The Robina Foundation is nearly out of money and ready to shut down — as it planned to do all along.
The Minneapolis foundation started with an unusual mission to give away all of its money to four institutions instead of existing indefinitely like most foundations. Now, one year away from its planned dissolution next December, it's winding down its work and preparing to give out its final grants to bring its philanthropic total to about $165 million.
Limited-life foundations are rare in Minnesota; another one, ClearWay Minnesota, established with funds from the state's 1998 tobacco settlement, is set to end by 2022.
"I think this model would work for a lot of people," said Kathleen Blatz, a former Minnesota Supreme Court chief justice who leads Robina's board. "It's very costly to always be in existence."
Robina may be little-known in Minnesota because the founder, James Binger, a former Honeywell president, determined that money could only go to four entities — Abbott Northwestern Hospital in Minneapolis and its parent nonprofit Allina Health, the University of Minnesota Law School, Yale University in New Haven, Conn., and the Council on Foreign Relations in New York — so grants weren't open for any nonprofit to apply for.

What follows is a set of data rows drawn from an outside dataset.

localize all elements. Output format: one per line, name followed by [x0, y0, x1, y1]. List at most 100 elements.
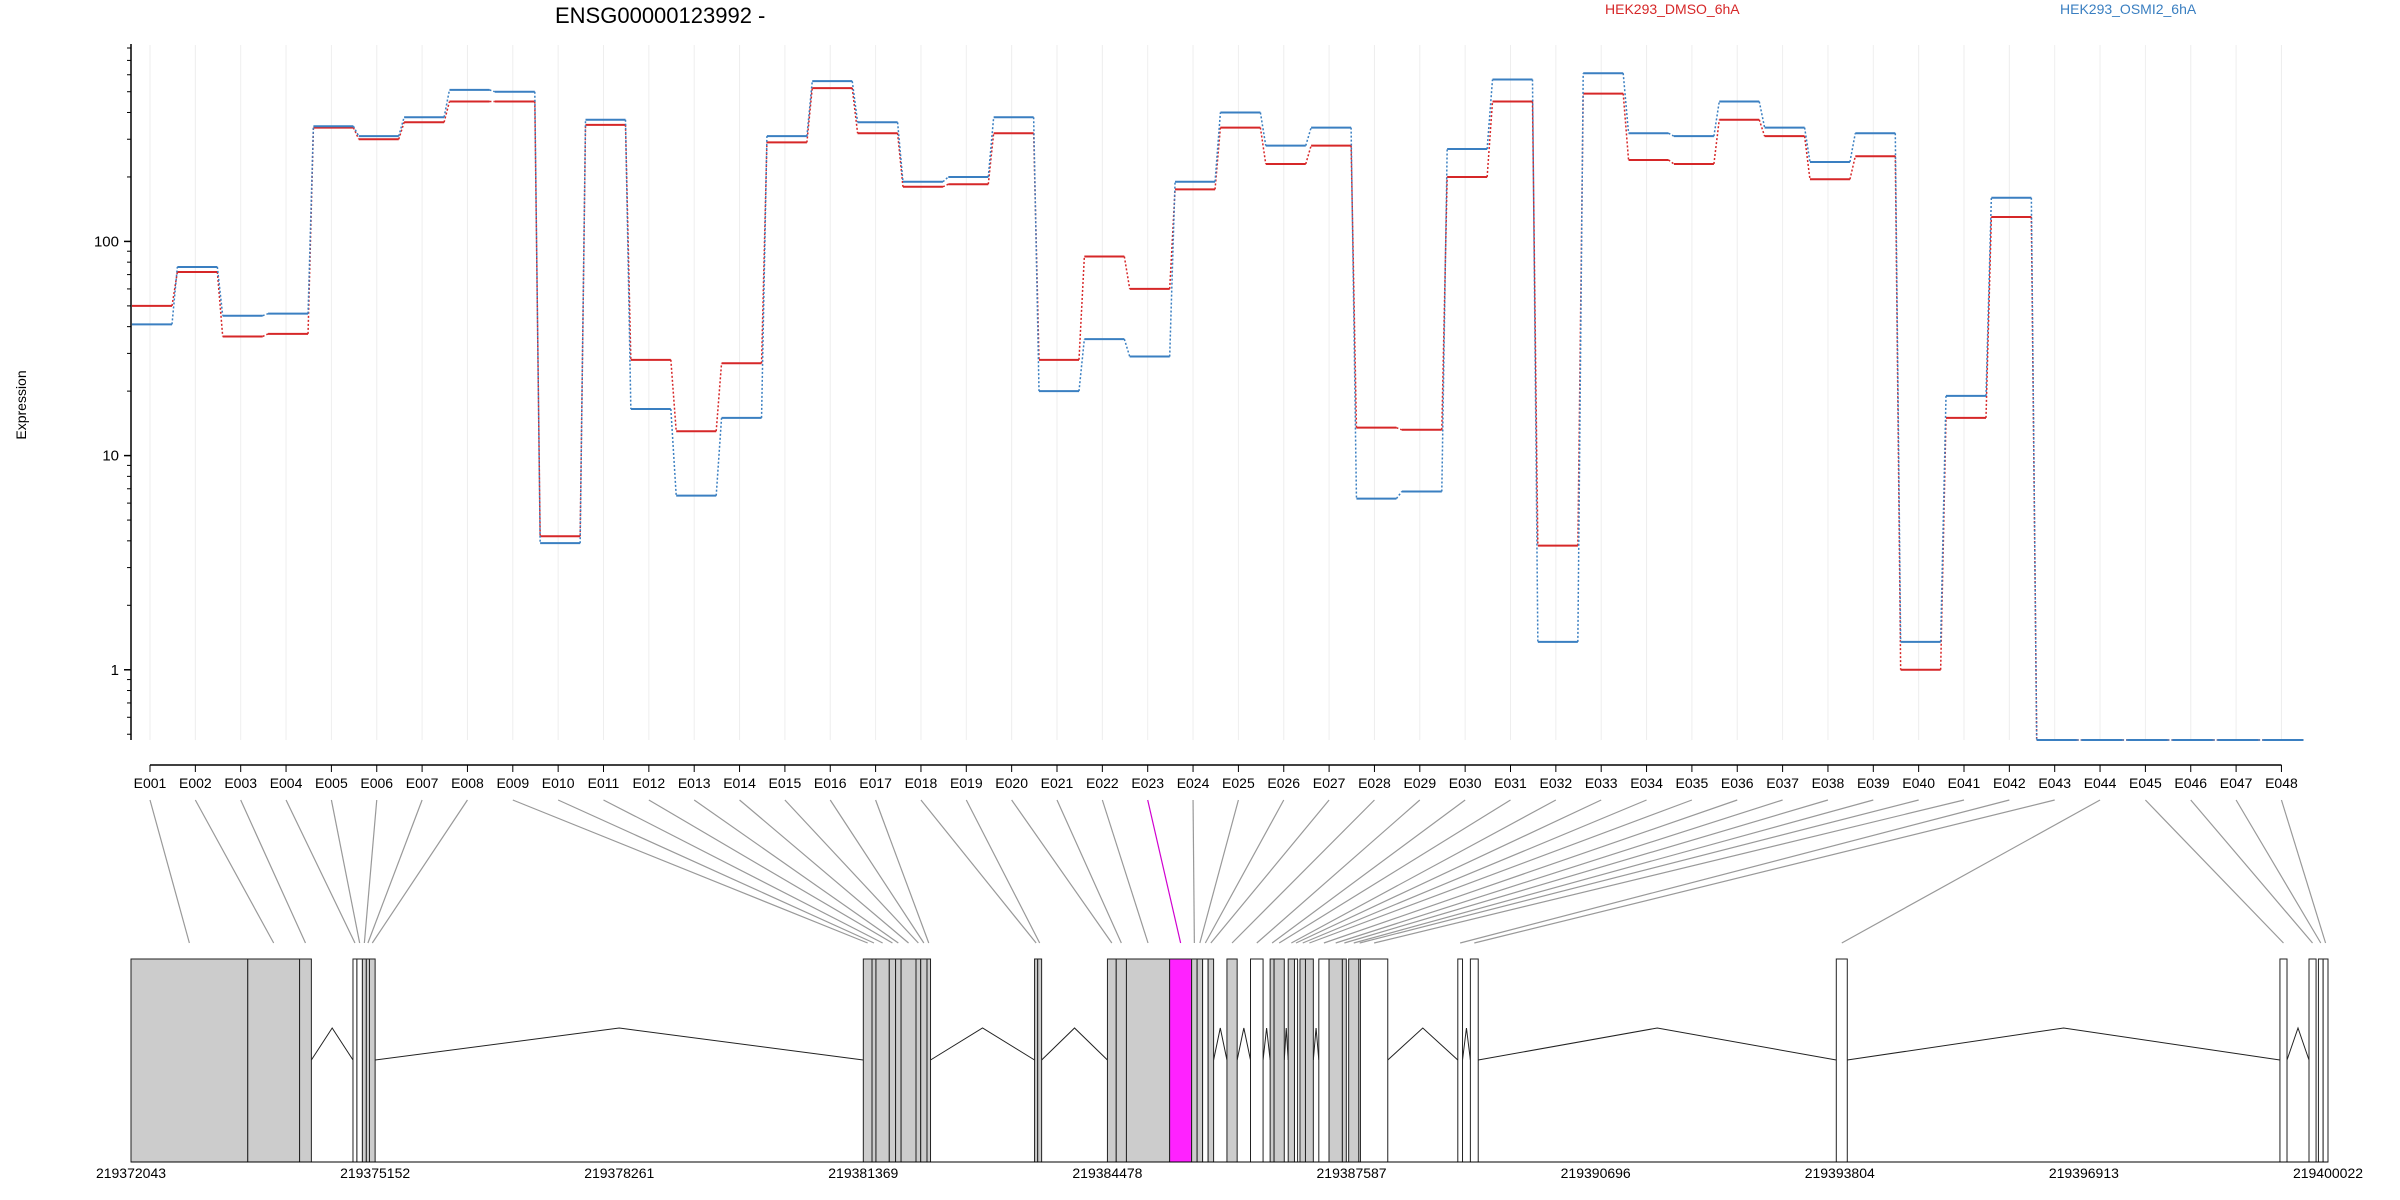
x-tick-label: E033: [1585, 775, 1618, 791]
exon-connector: [784, 799, 919, 944]
series-connector: [1713, 101, 1720, 137]
legend-item-osmi2[interactable]: HEK293_OSMI2_6hA: [2060, 1, 2197, 17]
series-connector: [1713, 119, 1720, 165]
x-tick-label: E011: [588, 775, 620, 791]
x-tick-label: E006: [360, 775, 393, 791]
exon-box: [1273, 958, 1285, 1163]
series-connector: [624, 124, 632, 360]
exon-box: [871, 958, 877, 1163]
x-tick-label: E047: [2220, 775, 2253, 791]
exon-box: [361, 958, 367, 1163]
legend-item-dmso[interactable]: HEK293_DMSO_6hA: [1605, 1, 1740, 17]
series-connector: [715, 363, 723, 432]
x-tick-label: E012: [632, 775, 665, 791]
exon-connector: [603, 799, 883, 944]
series-connector: [851, 81, 859, 123]
exon-box: [2322, 958, 2329, 1163]
x-tick-label: E036: [1721, 775, 1754, 791]
genome-tick-label: 219396913: [2049, 1165, 2119, 1181]
exon-box: [356, 958, 363, 1163]
exon-connector: [1359, 799, 1919, 944]
exon-connector: [1373, 799, 1965, 944]
x-tick-label: E019: [950, 775, 983, 791]
genome-tick-label: 219378261: [584, 1165, 654, 1181]
genome-axis: 219372043 219375152 219378261 219381369 2193…: [96, 1161, 2363, 1181]
x-tick-label: E023: [1131, 775, 1164, 791]
series-connector: [1395, 491, 1403, 500]
exon-box: [1191, 958, 1198, 1163]
intron-line: [2286, 1026, 2310, 1061]
x-tick-label: E005: [315, 775, 348, 791]
series-connector: [398, 117, 405, 137]
series-connector: [760, 142, 768, 364]
series-osmi2: [132, 72, 2304, 741]
x-tick-label: E016: [814, 775, 847, 791]
exon-connector: [1192, 799, 1195, 944]
x-tick-label: E020: [995, 775, 1028, 791]
series-connector: [171, 266, 179, 325]
intron-line: [1847, 1027, 2281, 1061]
series-connector: [1441, 149, 1448, 492]
x-tick-label: E025: [1222, 775, 1255, 791]
exon-box: [875, 958, 890, 1163]
exon-connector: [371, 799, 468, 944]
exon-connector: [1353, 799, 1874, 944]
gene-model: [130, 958, 2329, 1163]
exon-box: [1328, 958, 1343, 1163]
series-connector: [942, 183, 949, 188]
exon-connector: [1309, 799, 1693, 944]
x-tick-label: E038: [1812, 775, 1845, 791]
series-connector: [307, 126, 315, 314]
series-connector: [670, 408, 677, 496]
exon-box: [2279, 958, 2288, 1163]
grid-lines: [149, 45, 2282, 740]
exon-box: [1835, 958, 1848, 1163]
intron-line: [1041, 1027, 1108, 1061]
exon-box: [1202, 958, 1209, 1163]
exon-box: [1169, 958, 1193, 1163]
series-connector: [1577, 73, 1584, 642]
series-connector: [1668, 159, 1675, 165]
exon-box: [1269, 958, 1275, 1163]
exon-box: [1348, 958, 1360, 1163]
exon-connector: [194, 799, 275, 944]
exon-box: [1299, 958, 1306, 1163]
x-tick-label: E001: [134, 775, 167, 791]
exon-box: [920, 958, 928, 1163]
genome-tick-label: 219375152: [340, 1165, 410, 1181]
intron-line: [1283, 1027, 1289, 1061]
exon-connector: [2190, 799, 2313, 944]
series-connector: [398, 122, 405, 140]
exon-connector: [1199, 799, 1239, 944]
series-connector: [1032, 117, 1040, 392]
series-connector: [1622, 93, 1630, 161]
x-tick-label: E029: [1403, 775, 1436, 791]
x-tick-label: E040: [1902, 775, 1935, 791]
exon-connector: [1460, 799, 2010, 944]
exon-connector: [1302, 799, 1647, 944]
exon-connector: [920, 799, 1037, 944]
exon-connector: [285, 799, 356, 944]
series-dmso: [132, 87, 2304, 741]
exon-connector: [1147, 799, 1182, 944]
x-tick-label: E024: [1177, 775, 1210, 791]
exon-box: [1037, 958, 1043, 1163]
intron-line: [375, 1027, 864, 1061]
exon-connector: [149, 799, 190, 944]
x-tick-label: E042: [1993, 775, 2026, 791]
series-connector: [806, 81, 813, 137]
y-tick-label: 100: [94, 233, 119, 250]
exon-box: [900, 958, 917, 1163]
intron-line: [1262, 1027, 1271, 1061]
x-tick-label: E046: [2174, 775, 2207, 791]
exon-connector: [693, 799, 899, 944]
exon-connector: [557, 799, 875, 944]
x-tick-label: E008: [451, 775, 484, 791]
series-connector: [352, 125, 360, 137]
x-tick-label: E004: [270, 775, 303, 791]
exon-box: [862, 958, 873, 1163]
exon-box: [895, 958, 902, 1163]
exon-box: [130, 958, 249, 1163]
y-tick-label: 1: [111, 662, 119, 679]
series-connector: [1168, 181, 1176, 357]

Since the foundation started doling out money in 2007, the U has received the largest amount of the four institutions — totaling nearly $60 million. That money has largely supported scholarships and the creation of the Robina Institute of Criminal Law and Criminal Justice in 2011 and the James H. Binger Center for New Americans in 2013, which got the law school's largest philanthropic gift in its more than century-old history.

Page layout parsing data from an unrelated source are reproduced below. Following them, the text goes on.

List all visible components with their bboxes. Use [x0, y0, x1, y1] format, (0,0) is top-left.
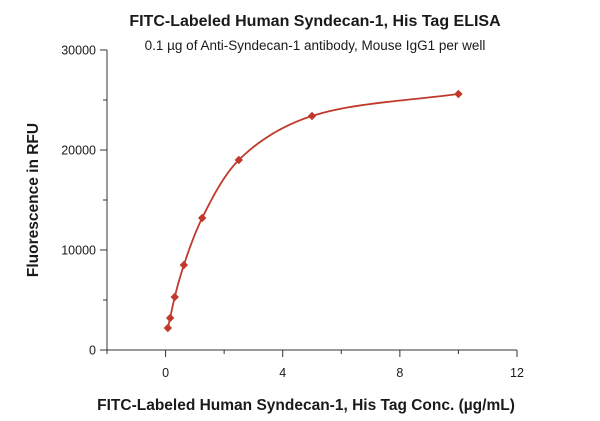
chart-subtitle: 0.1 µg of Anti-Syndecan-1 antibody, Mous… [145, 38, 486, 53]
x-tick-label: 8 [396, 366, 403, 380]
x-tick-label: 0 [162, 366, 169, 380]
y-tick-label: 0 [89, 344, 96, 358]
fit-curve [166, 93, 459, 329]
data-point [170, 292, 179, 302]
y-axis-label: Fluorescence in RFU [25, 123, 42, 277]
data-point [179, 260, 189, 270]
data-point [163, 323, 173, 333]
chart-title: FITC-Labeled Human Syndecan-1, His Tag E… [129, 13, 501, 30]
plot-area: 0 4 8 12 0 10000 20000 30000 [61, 44, 524, 381]
data-point [454, 89, 463, 99]
y-tick-label: 20000 [61, 144, 96, 158]
tick-labels: 0 4 8 12 0 10000 20000 30000 [61, 44, 524, 381]
y-tick-label: 10000 [61, 244, 96, 258]
data-points [163, 89, 463, 333]
x-tick-label: 4 [279, 366, 286, 380]
x-tick-label: 12 [510, 366, 524, 380]
data-point [234, 155, 243, 165]
data-point [307, 111, 317, 121]
data-point [165, 313, 175, 323]
tick-marks [100, 49, 518, 357]
y-tick-label: 30000 [61, 44, 96, 58]
x-axis-label: FITC-Labeled Human Syndecan-1, His Tag C… [97, 397, 515, 414]
data-point [197, 213, 207, 223]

"It's a fantastic example of successful giving," said Deepinder Mayell, executive director of the Center for New Americans, which provides legal support to immigrants. "The immigrant community is one of the most vulnerable portions of the population in the region. It's a life-changing thing you can do for somebody."
Binger, who earned degrees at Yale and the U, became president of Honeywell in 1961. He was a longtime member of the Council on Foreign Relations and he and his wife, Virginia McKnight Binger — the daughter of a 3M founder, William McKnight, who started the McKnight Foundation with his wife — had been treated at Abbott Northwestern. Before Binger died in 2004, he specified that the Robina Foundation be limited-life due to concern that it could be diluted over the generations. Plus, he wanted immediate results.